The Sun has today given its backing to the Conservative Party and warned its readers that a vote for UKIP would bring "a Labour/SNP nightmare closer by eroding Tory chances".
But the title's Scottish edition has given its endorsement to the SNP, saying leader Nicola Sturgeon would "fight harder for Scotland's interests at Westminster, offering a new hope for our country".
On the the divergence of views between the two editions, a Sun spokesman said: "The Sun is written first and foremost for its readers, and the UK edition and Scottish edition have two very distinct audiences.
"If Scotland and England were playing each other at football, no one would expect The Scottish Sun to support the English national team."
The Sun is the UK's biggest selling newspaper, recording an average circulation of 1,858,067 in March, according to ABC figures. In Scotland, the title's circulation last month was 224,298, making it the biggest newspaper in the nation. The Daily Record has a total UK ciruclation of 200,127, and 190,985 in Scotland.
The Sun's front page today, coming shortly before a royal birth is expected, had the headline "It's a Tory" and featured a picture of David Cameron's face on a baby being cradled by the Duchess of Cambridge.
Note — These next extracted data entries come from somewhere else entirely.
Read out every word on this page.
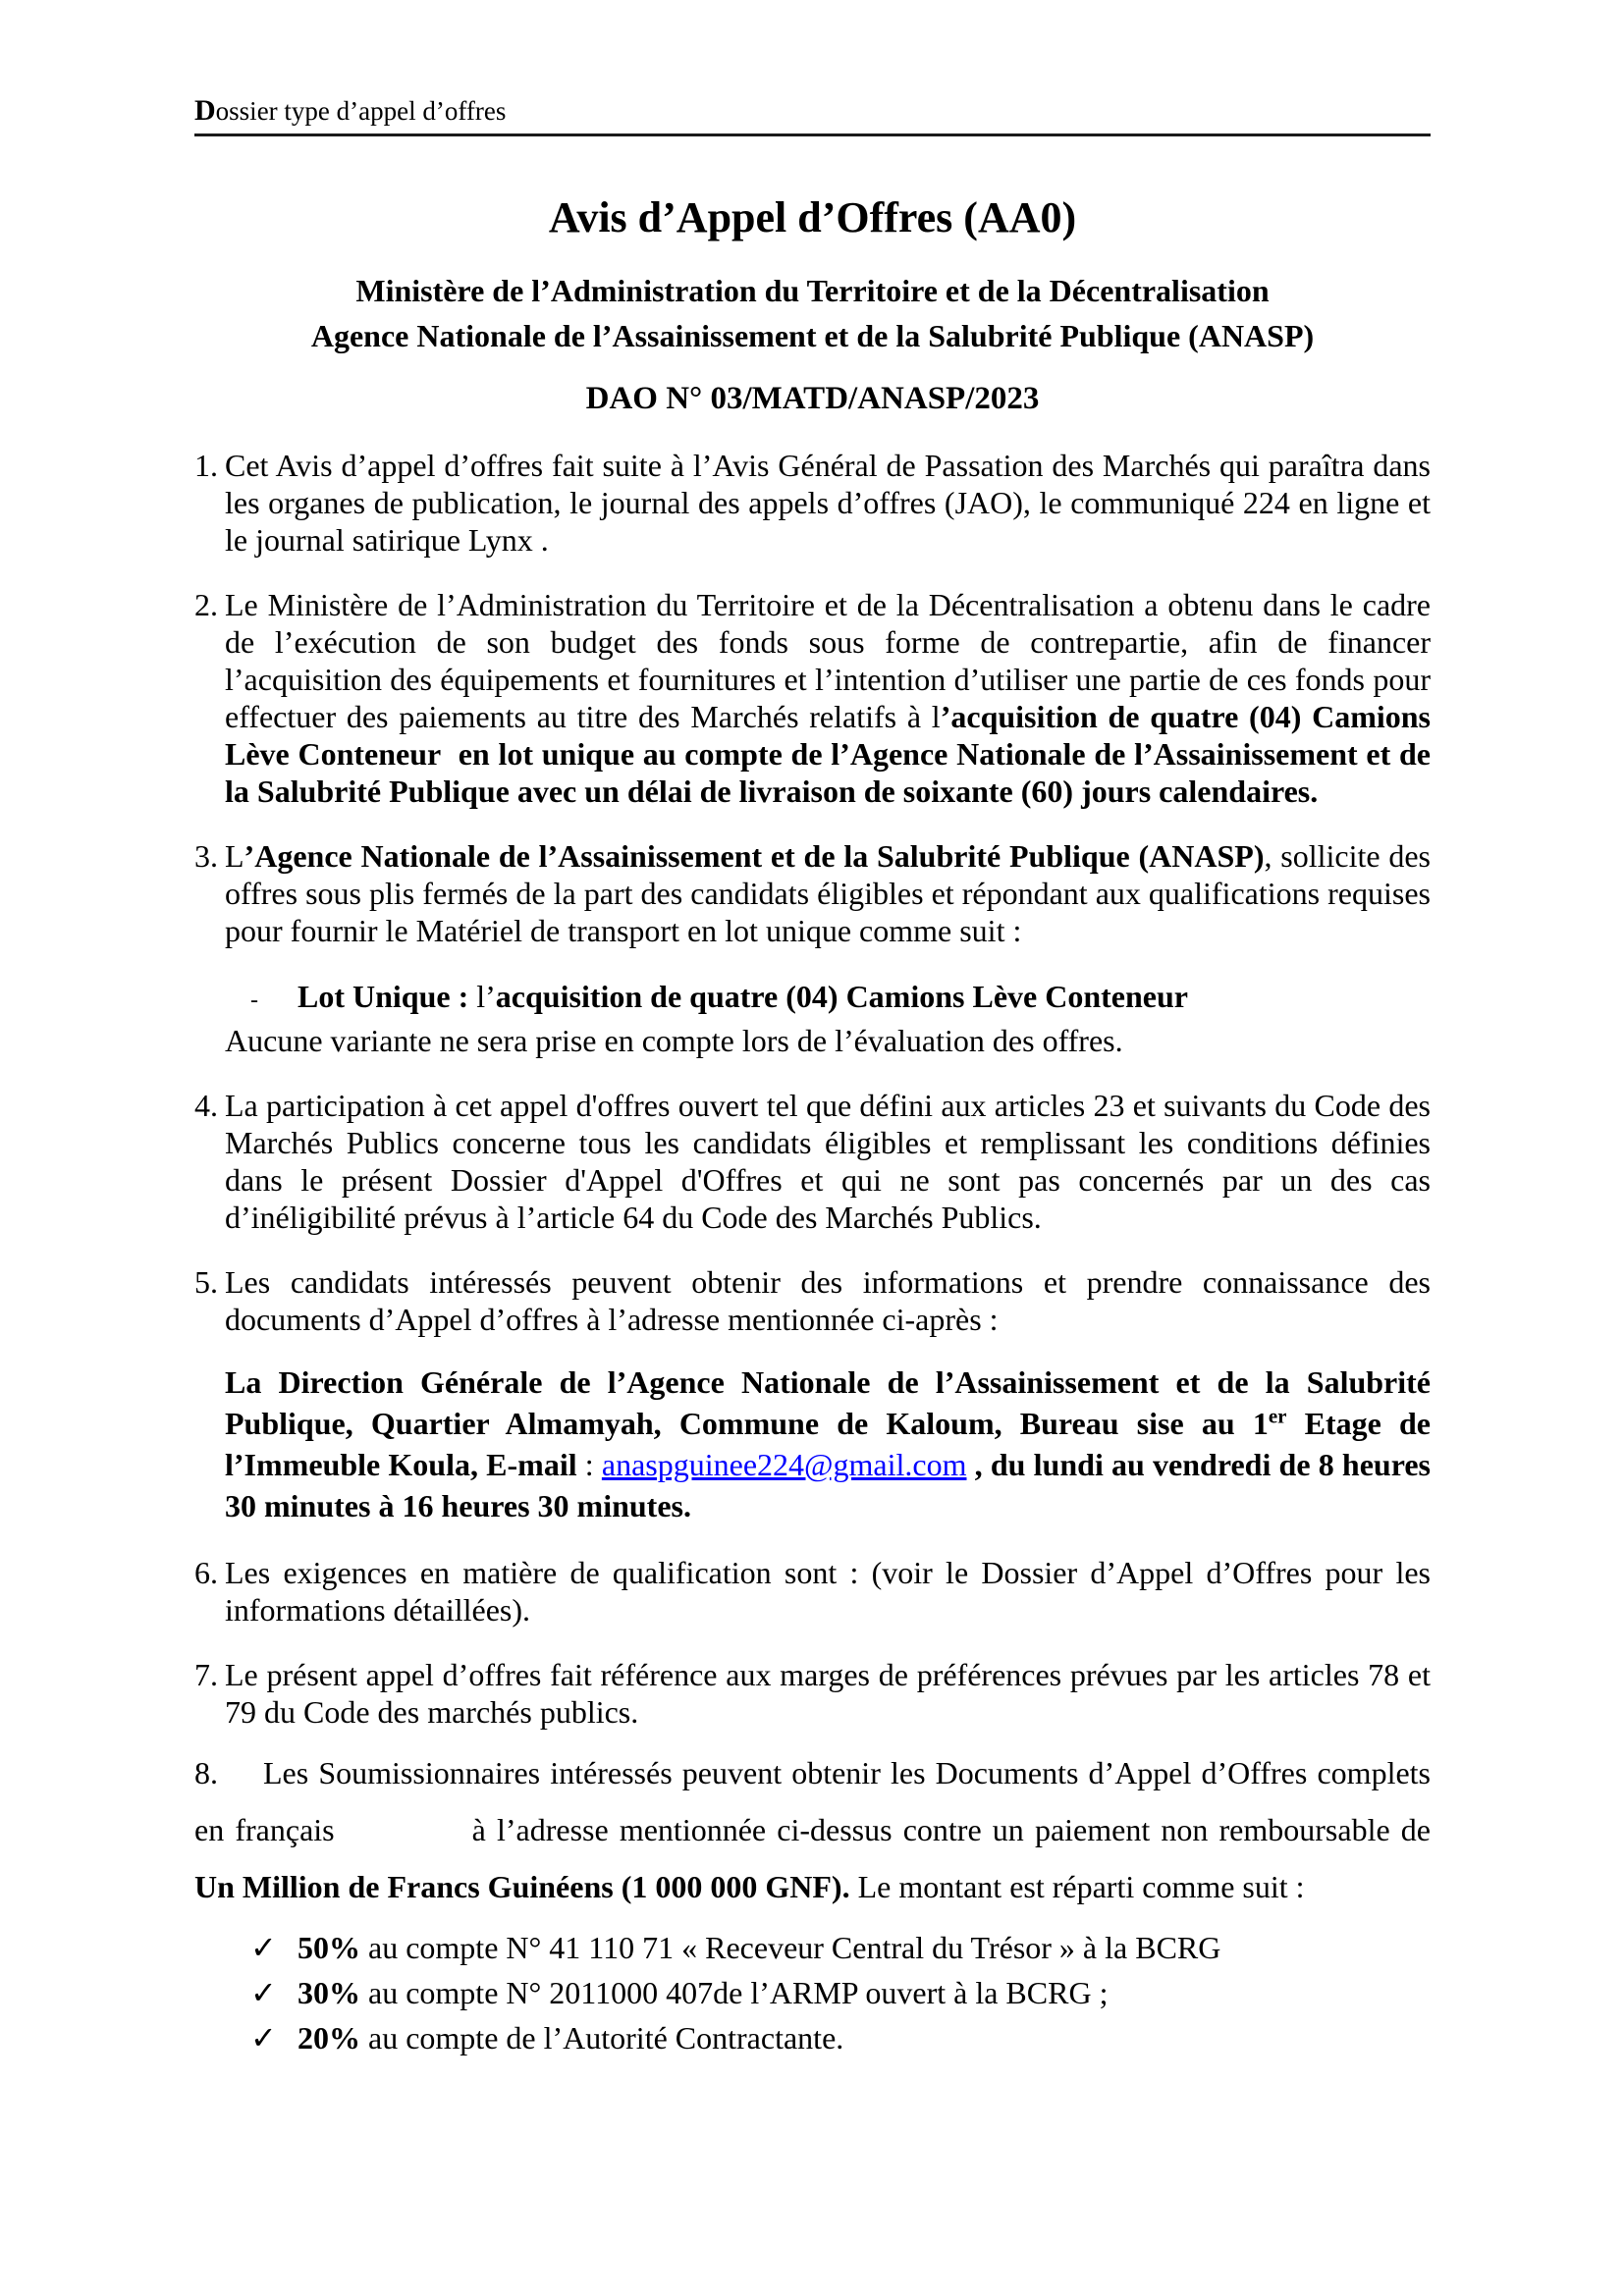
Dossier type d’appel d’offres
Avis d’Appel d’Offres (AA0)
Ministère de l’Administration du Territoire et de la Décentralisation
Agence Nationale de l’Assainissement et de la Salubrité Publique (ANASP)
DAO N° 03/MATD/ANASP/2023
1. Cet Avis d’appel d’offres fait suite à l’Avis Général de Passation des Marchés qui paraîtra dans les organes de publication, le journal des appels d’offres (JAO), le communiqué 224 en ligne et le journal satirique Lynx .
2. Le Ministère de l’Administration du Territoire et de la Décentralisation a obtenu dans le cadre de l’exécution de son budget des fonds sous forme de contrepartie, afin de financer l’acquisition des équipements et fournitures et l’intention d’utiliser une partie de ces fonds pour effectuer des paiements au titre des Marchés relatifs à l’acquisition de quatre (04) Camions Lève Conteneur  en lot unique au compte de l’Agence Nationale de l’Assainissement et de la Salubrité Publique avec un délai de livraison de soixante (60) jours calendaires.
3. L’Agence Nationale de l’Assainissement et de la Salubrité Publique (ANASP), sollicite des offres sous plis fermés de la part des candidats éligibles et répondant aux qualifications requises pour fournir le Matériel de transport en lot unique comme suit :
- Lot Unique : l’acquisition de quatre (04) Camions Lève Conteneur
Aucune variante ne sera prise en compte lors de l’évaluation des offres.
4. La participation à cet appel d'offres ouvert tel que défini aux articles 23 et suivants du Code des Marchés Publics concerne tous les candidats éligibles et remplissant les conditions définies dans le présent Dossier d'Appel d'Offres et qui ne sont pas concernés par un des cas d’inéligibilité prévus à l’article 64 du Code des Marchés Publics.
5. Les candidats intéressés peuvent obtenir des informations et prendre connaissance des documents d’Appel d’offres à l’adresse mentionnée ci-après :
La Direction Générale de l’Agence Nationale de l’Assainissement et de la Salubrité Publique, Quartier Almamyah, Commune de Kaloum, Bureau sise au 1er Etage de l’Immeuble Koula, E-mail : anaspguinee224@gmail.com , du lundi au vendredi de 8 heures 30 minutes à 16 heures 30 minutes.
6. Les exigences en matière de qualification sont : (voir le Dossier d’Appel d’Offres pour les informations détaillées).
7. Le présent appel d’offres fait référence aux marges de préférences prévues par les articles 78 et 79 du Code des marchés publics.
8. Les Soumissionnaires intéressés peuvent obtenir les Documents d’Appel d’Offres complets en français	à l’adresse mentionnée ci-dessus contre un paiement non remboursable de Un Million de Francs Guinéens (1 000 000 GNF). Le montant est réparti comme suit :
✓ 50% au compte N° 41 110 71 « Receveur Central du Trésor » à la BCRG
✓ 30% au compte N° 2011000 407de l’ARMP ouvert à la BCRG ;
✓ 20% au compte de l’Autorité Contractante.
The newspaper said that only his party could keep the economy on track, "stop the SNP running the country" and guarantee an EU referendum.
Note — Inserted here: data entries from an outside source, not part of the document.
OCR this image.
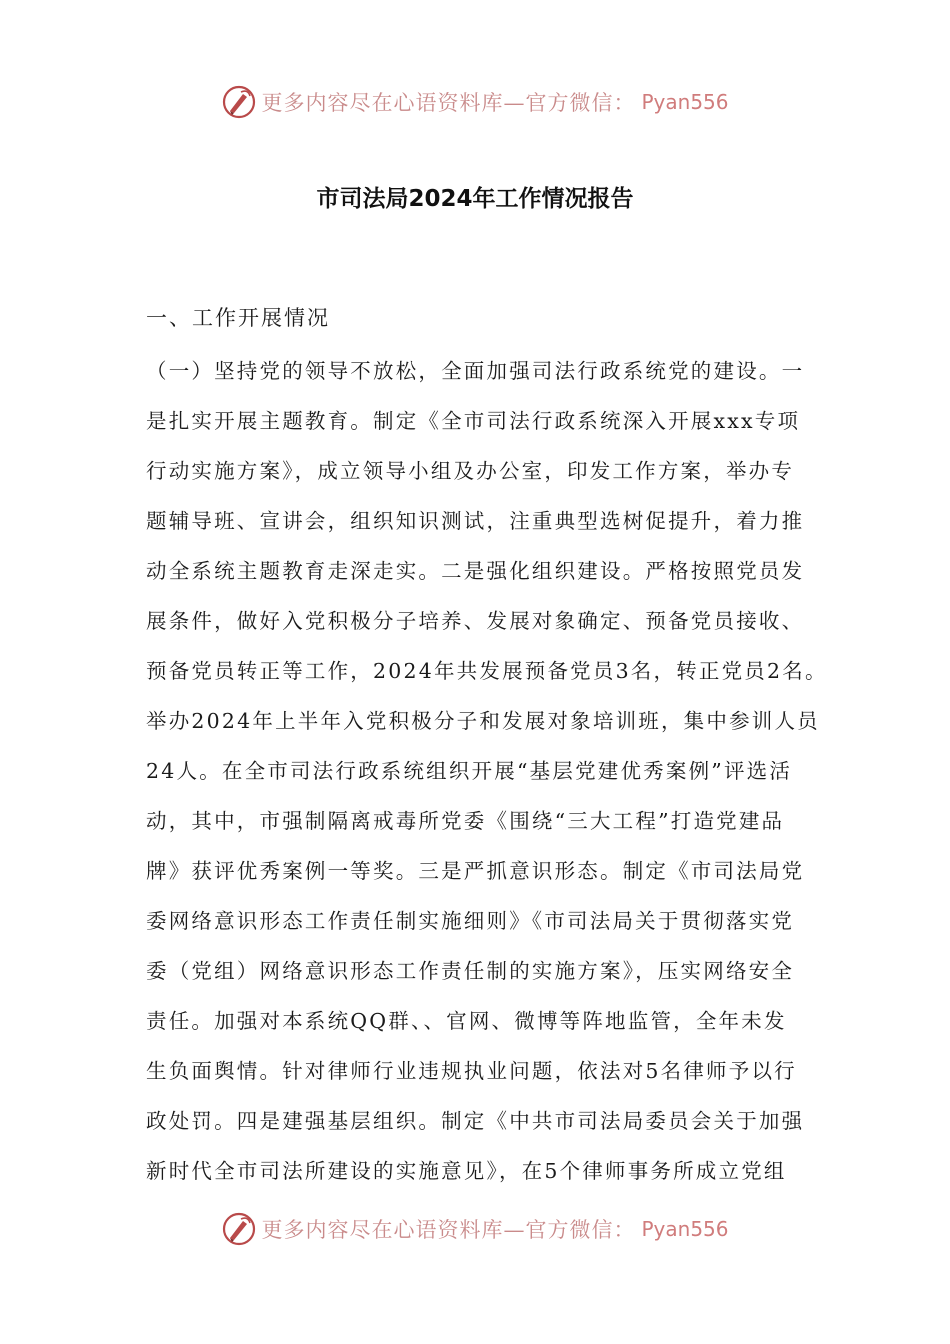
更多内容尽在心语资料库—官方微信： Pyan556
市司法局2024年工作情况报告
一、工作开展情况
（一）坚持党的领导不放松，全面加强司法行政系统党的建设。一
是扎实开展主题教育。制定《全市司法行政系统深入开展xxx专项
行动实施方案》，成立领导小组及办公室，印发工作方案，举办专
题辅导班、宣讲会，组织知识测试，注重典型选树促提升，着力推
动全系统主题教育走深走实。二是强化组织建设。严格按照党员发
展条件，做好入党积极分子培养、发展对象确定、预备党员接收、
预备党员转正等工作，2024年共发展预备党员3名，转正党员2名。
举办2024年上半年入党积极分子和发展对象培训班，集中参训人员
24人。在全市司法行政系统组织开展“基层党建优秀案例”评选活
动，其中，市强制隔离戒毒所党委《围绕“三大工程”打造党建品
牌》获评优秀案例一等奖。三是严抓意识形态。制定《市司法局党
委网络意识形态工作责任制实施细则》《市司法局关于贯彻落实党
委（党组）网络意识形态工作责任制的实施方案》，压实网络安全
责任。加强对本系统QQ群、、官网、微博等阵地监管，全年未发
生负面舆情。针对律师行业违规执业问题，依法对5名律师予以行
政处罚。四是建强基层组织。制定《中共市司法局委员会关于加强
新时代全市司法所建设的实施意见》，在5个律师事务所成立党组
更多内容尽在心语资料库—官方微信： Pyan556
It levelled some criticism at the PM and his party for being "too aloof" and failing to raise wages sufficiently – but it said spending cuts had been "essential" to turn the economy into "the envy of the Western world".
In a dig at Labour leader Ed Miliband's interview with the comedian-turned-activist, it said: "Conspiracy theorists like Russell Brand, the 39-year-old teenager, believe The Sun backs the Tories because we are all part of some evil elite behind every bad thing ever.
"Here's the real reason: because this time they are by far the best bet for the prosperity and happiness of millions of ordinary people who read The Sun. It really is that simple."
The Scottish Sun went with a Star Wars motif, with Sturgeon mocked up as a light sabre-wielding Princess Leia under the headline "Stur Wars".
It was speculated before the Scottish independence referendum last year that The Scottish Sun could back the Yes vote. Former SNP leader Alex Salmond is reported to have a close relationship with News Corp chairman Rupert Murdoch – who owns The Sun titles. Last year, Salmond described Murdoch as a "remarkable man" in a GQ interview (Telegraph report). At the Leveson Inquiry, it emerged that Salmond had met five times with Murdoch since 2007, and twice with his son, James Murdoch.
This week, the first page inside Private Eye accused Sturgeon of "reluctance to cross Rupert Murdoch". It said: "Sturgeon shows no sign of undoing the tireless work of her predecessor Alex Salmond in developing close ties with the Digger. And with the Scottish edition of the Sun doing everything it can to talk up Sturgeon (so desperate is the Digger to see Labour fail), why indeed bite the hand that is feeding her?"
The Labour, Liberal Democrat and Green Party manifestos each made commitments to media "plurality".
The Labour manifesto said: "No one media owner should be able to exert undue influence on public opinion and policy makers. No media company should have so much power that those who run it believe themselves above the rule of law." This is an apparent reference to the phone-hacking scandal.
Last week, The Independent reported that Murdoch told Sun journalists in February to get the paper's "act together" and do more to stop Labour winning the election.
The Sun has responded to the report by saying that its political coverage is informed by how Labour policies affect its readers.
The News Corp chairman – who owns The Sun, The Times and The Sunday Times – visited London at the end of February, and reportedly warned journalists on his tabloid newspaper of the threat a Labour government would have on the company.
Last week, in an editorial, The Sun said Labour's decision to take on media ownership issues was a "direct result" of its opposition to the party.
In June 2013, Labour deputy leader and shadow culture secretary Harriet Harman said that the party did not address media ‘plurality’ in 1997 for fear of losing the election. But she said: “We’re in different times now.”